As someone with my own diagnoses of major depression, anxiety disorder, panic attacks, and PTSD, living with mental illness is... weird. Hard isn't the right word. It's just... weird. Sometimes it's sad, scary, anger-inducing, or overwhelming, and sometimes there are bursts of euphoria or even just normalcy, and sometimes it's all of those things and none of those things, and it can be difficult to trust that any of it's real or how long any of it will last. Living with mental illness can be its own kind of sci-fi/fantasy/horror experience. It's Blade Runner without the budget but just as many edits, filtered through the various director's cuts of our own memories, perceptions, and experiences. Where Crazy Ex-Girlfriend thrives so well, in a way I've never seen any other show handle mental illness let alone female mental illness, is in that understanding of the surreality of day-to-day existence and how strange it is that we work so hard to make sense of a world that makes no sense. 

Even beyond mental illness, the show depicts all the other ways normal life would be inexplicable and unnavigable without some serious song-and-dance numbers or at least a couple singing pretzels. Relationships, unrequited love, friendships, and work, these are all "normal" parts of being a human person that are as untenable as a voyage through the 'verse in a spaceship. And as such, show's fantasy elements can at times feel more grounded than reality. We understand pop culture. We don't always understand our own lives.

So when Rebecca envisions herself as the literal villain of her own story, wakes up the understanding that prison isn't the "Cell-Block Tango" she imagined, makes choices that she hates herself for and doesn't understand, or even simply resigns herself to getting a f*ckton of cats, it's real. It's real in a way so much of genre entertainment can never be. The science fiction futures or dystopias are unpredictable and brutal and terrifying and at times so idealized and stunning, but so is right now, this very moment just existing in the world. 

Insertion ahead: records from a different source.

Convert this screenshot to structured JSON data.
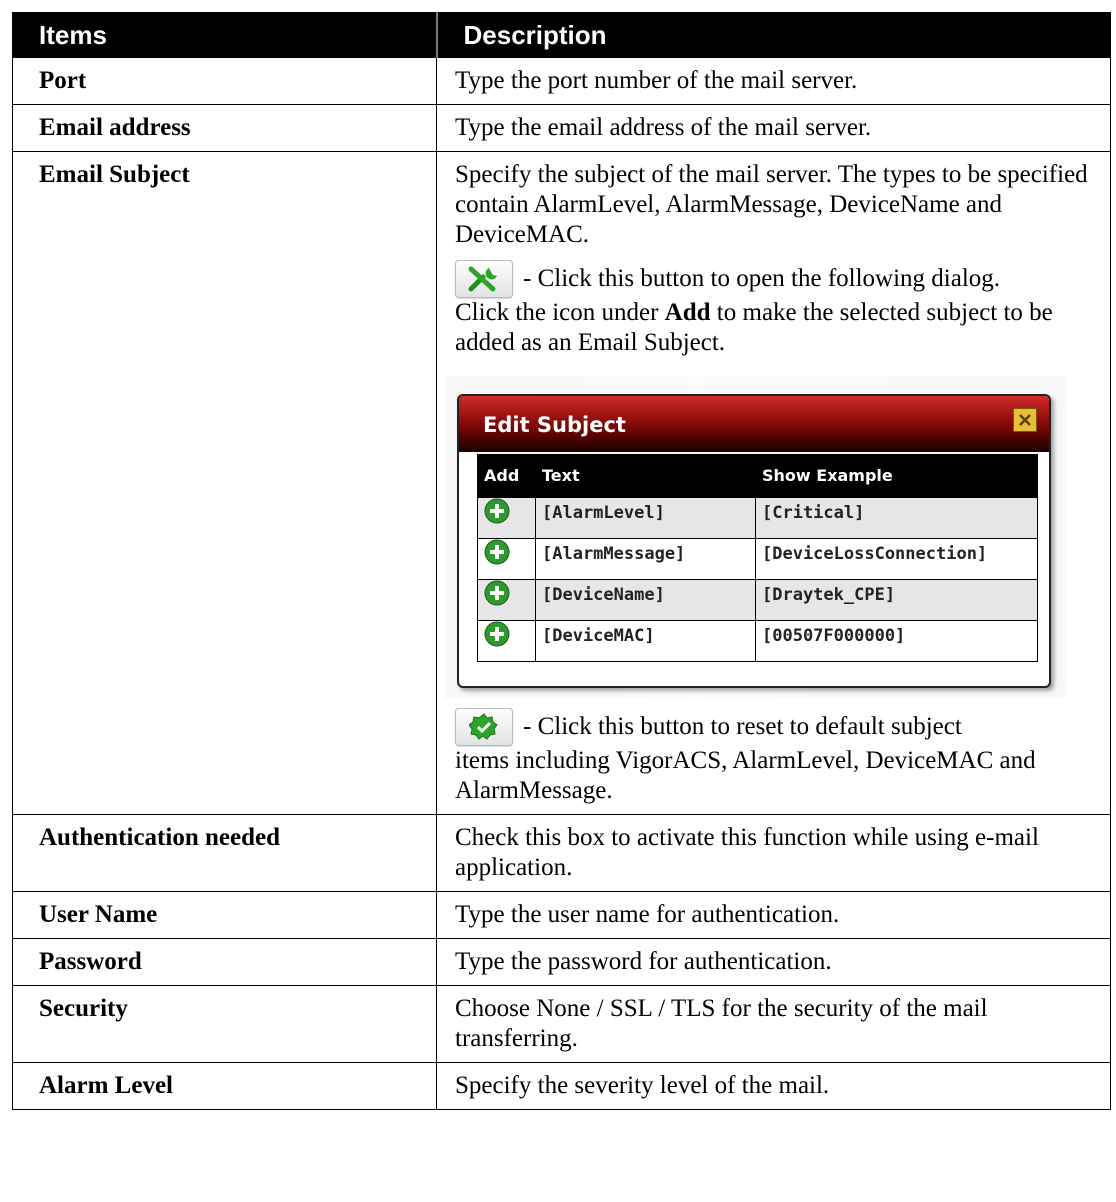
{
  "table": {
    "header_items": "Items",
    "header_description": "Description"
  },
  "rows": {
    "port": {
      "item": "Port",
      "desc": "Type the port number of the mail server."
    },
    "email_address": {
      "item": "Email address",
      "desc": "Type the email address of the mail server."
    },
    "email_subject": {
      "item": "Email Subject",
      "desc_intro": "Specify the subject of the mail server. The types to be specified contain AlarmLevel, AlarmMessage, DeviceName and DeviceMAC.",
      "edit_button_text": "- Click this button to open the following dialog.",
      "click_prefix": "Click the icon under ",
      "click_bold": "Add",
      "click_suffix": " to make the selected subject to be added as an Email Subject.",
      "reset_button_text": "- Click this button to reset to default subject",
      "reset_continuation": "items including VigorACS, AlarmLevel, DeviceMAC and AlarmMessage."
    },
    "authentication": {
      "item": "Authentication needed",
      "desc": "Check this box to activate this function while using e-mail application."
    },
    "user_name": {
      "item": "User Name",
      "desc": "Type the user name for authentication."
    },
    "password": {
      "item": "Password",
      "desc": "Type the password for authentication."
    },
    "security": {
      "item": "Security",
      "desc": "Choose None / SSL / TLS for the security of the mail transferring."
    },
    "alarm_level": {
      "item": "Alarm Level",
      "desc": "Specify the severity level of the mail."
    }
  },
  "dialog": {
    "title": "Edit Subject",
    "columns": [
      "Add",
      "Text",
      "Show Example"
    ],
    "entries": [
      {
        "text": "[AlarmLevel]",
        "example": "[Critical]"
      },
      {
        "text": "[AlarmMessage]",
        "example": "[DeviceLossConnection]"
      },
      {
        "text": "[DeviceName]",
        "example": "[Draytek_CPE]"
      },
      {
        "text": "[DeviceMAC]",
        "example": "[00507F000000]"
      }
    ]
  },
  "icons": {
    "edit_button": "tools-icon",
    "reset_button": "gear-check-icon",
    "add": "plus-circle-icon",
    "close": "close-icon"
  },
  "colors": {
    "header_bg": "#000000",
    "dialog_title_red": "#b01010",
    "add_green": "#2e9a2e"
  }
}
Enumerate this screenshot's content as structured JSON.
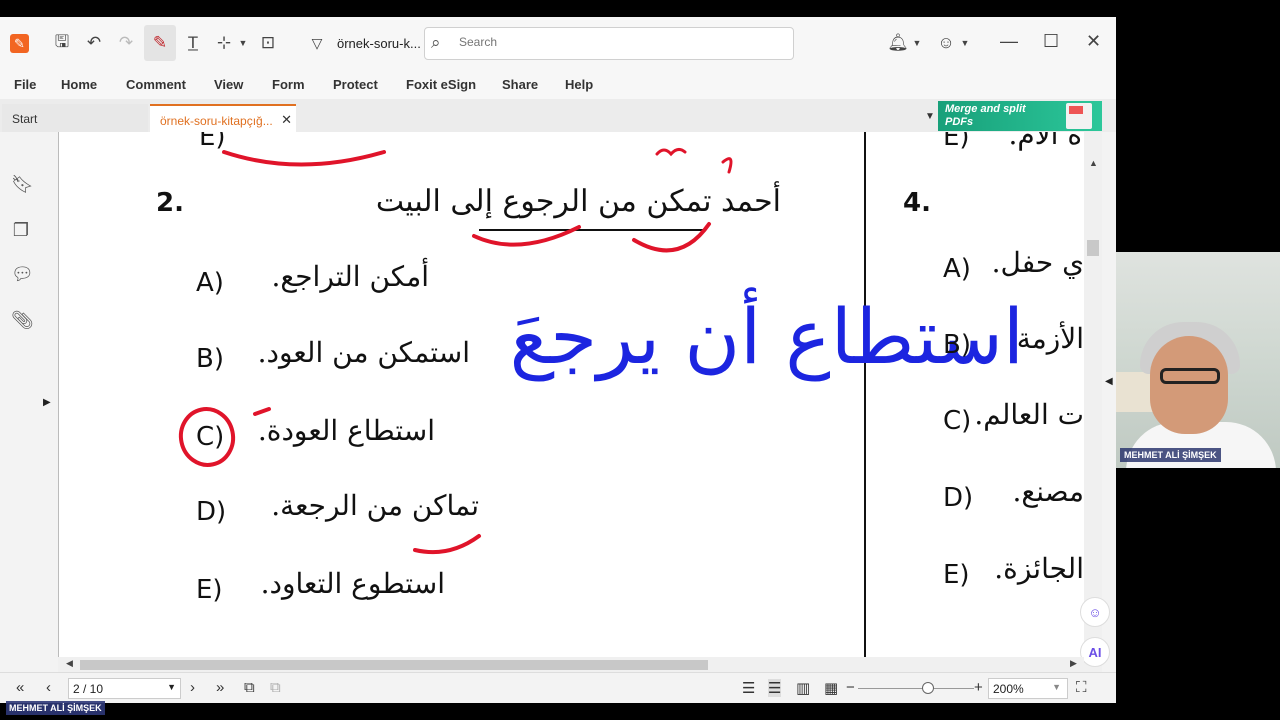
{
  "app": {
    "doc_title": "örnek-soru-k...",
    "search_placeholder": "Search"
  },
  "menu": [
    "File",
    "Home",
    "Comment",
    "View",
    "Form",
    "Protect",
    "Foxit eSign",
    "Share",
    "Help"
  ],
  "tabs": {
    "start": "Start",
    "document": "örnek-soru-kitapçığ...",
    "ad_text": "Merge and split PDFs"
  },
  "document": {
    "top_fragment": "E)",
    "question2": {
      "number": "2.",
      "stem": "أحمد تمكن من الرجوع إلى البيت",
      "options": [
        {
          "letter": "A)",
          "text": "أمكن التراجع."
        },
        {
          "letter": "B)",
          "text": "استمكن من العود."
        },
        {
          "letter": "C)",
          "text": "استطاع العودة."
        },
        {
          "letter": "D)",
          "text": "تماكن من الرجعة."
        },
        {
          "letter": "E)",
          "text": "استطوع التعاود."
        }
      ]
    },
    "annotation": "استطاع أن يرجعَ",
    "question4": {
      "number": "4.",
      "top_fragment_letter": "E)",
      "top_fragment_text": "ة الأم.",
      "options": [
        {
          "letter": "A)",
          "text": "ي حفل."
        },
        {
          "letter": "B)",
          "text": "الأزمة"
        },
        {
          "letter": "C)",
          "text": "ت العالم."
        },
        {
          "letter": "D)",
          "text": "مصنع."
        },
        {
          "letter": "E)",
          "text": "الجائزة."
        }
      ]
    }
  },
  "status": {
    "page": "2 / 10",
    "zoom": "200%",
    "zoom_level": 0.6
  },
  "webcam": {
    "name": "MEHMET ALİ ŞİMŞEK",
    "bottom_name": "MEHMET ALİ ŞİMŞEK"
  },
  "colors": {
    "accent": "#f26522",
    "annotation_blue": "#1c25e0",
    "annotation_red": "#e0142a"
  }
}
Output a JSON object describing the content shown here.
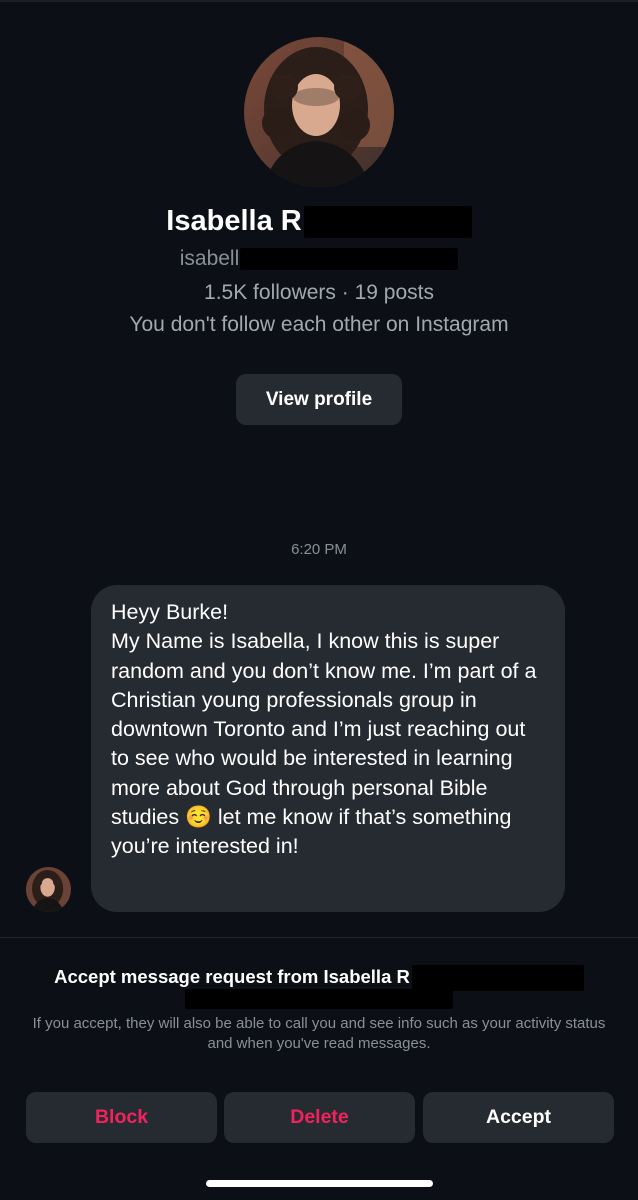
{
  "profile": {
    "name_visible": "Isabella R",
    "handle_visible": "isabell",
    "stats": "1.5K followers · 19 posts",
    "follow_status": "You don't follow each other on Instagram",
    "view_profile_label": "View profile"
  },
  "thread": {
    "timestamp": "6:20 PM",
    "message": "Heyy Burke!\nMy Name is Isabella, I know this is super random and you don’t know me. I’m part of a Christian young professionals group in downtown Toronto and I’m just reaching out to see who would be interested in learning more about God through personal Bible studies ☺️ let me know if that’s something you’re interested in!"
  },
  "request": {
    "title_visible": "Accept message request from Isabella R",
    "description": "If you accept, they will also be able to call you and see info such as your activity status and when you've read messages.",
    "block_label": "Block",
    "delete_label": "Delete",
    "accept_label": "Accept"
  },
  "colors": {
    "background": "#0c1016",
    "surface": "#262a31",
    "destructive": "#f0235c",
    "muted_text": "#a3a8b0"
  }
}
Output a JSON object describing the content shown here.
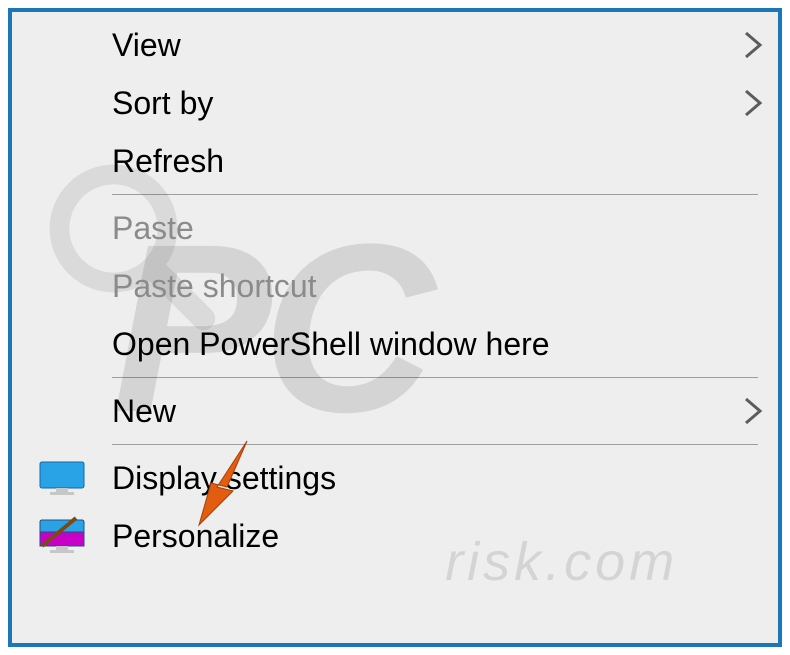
{
  "menu": {
    "items": [
      {
        "label": "View",
        "has_submenu": true,
        "enabled": true,
        "icon": null
      },
      {
        "label": "Sort by",
        "has_submenu": true,
        "enabled": true,
        "icon": null
      },
      {
        "label": "Refresh",
        "has_submenu": false,
        "enabled": true,
        "icon": null
      },
      {
        "sep": true
      },
      {
        "label": "Paste",
        "has_submenu": false,
        "enabled": false,
        "icon": null
      },
      {
        "label": "Paste shortcut",
        "has_submenu": false,
        "enabled": false,
        "icon": null
      },
      {
        "label": "Open PowerShell window here",
        "has_submenu": false,
        "enabled": true,
        "icon": null
      },
      {
        "sep": true
      },
      {
        "label": "New",
        "has_submenu": true,
        "enabled": true,
        "icon": null
      },
      {
        "sep": true
      },
      {
        "label": "Display settings",
        "has_submenu": false,
        "enabled": true,
        "icon": "monitor"
      },
      {
        "label": "Personalize",
        "has_submenu": false,
        "enabled": true,
        "icon": "personalize"
      }
    ]
  },
  "watermark": {
    "big": "PC",
    "small": "risk.com"
  },
  "callout": {
    "target_label": "Display settings"
  }
}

Buffy the Vampire Slayer taught us that the hardest thing in this world is to live in it. But for those of us without unyielding strength, magic powers, or at least one hot vampire boyfriend, it's a different kind of hard. Mental illness especially can rob us of every hint of energy or personality, of ourselves. Forget super strength — we'd take the strength to lift our heads and get out of bed some mornings. Of course, occasionally these shows and films go to the other extreme entirely wherein the illness itself becomes a form of superpower, ultimately this magical wonderful thing. And that's not it either. Mental illness just is. Life just is. And getting through it is often just that — getting through, not thriving or faltering. 

Even in its most mundane moments, human existence is a cacophony of every element that makes genre entertainment so enjoyable, terrifying, disturbing and every other adjective that describes why we read the things we read and watch the things we watch.  Life is hard and weird and beautiful and terrible and ugly and unreal. Life is as bizarre and nonsensical as the strangest sci-fi, and as unbelievable as the farthest-out-there fantasy.

Crazy Ex-Girlfriend gets that, making it the perfect genre show even without maniacal villains, alien beings, or supernatural powers. Those things exist inside all of us all the time anyway. And the only heroes we have to save us are ourselves and the people we love.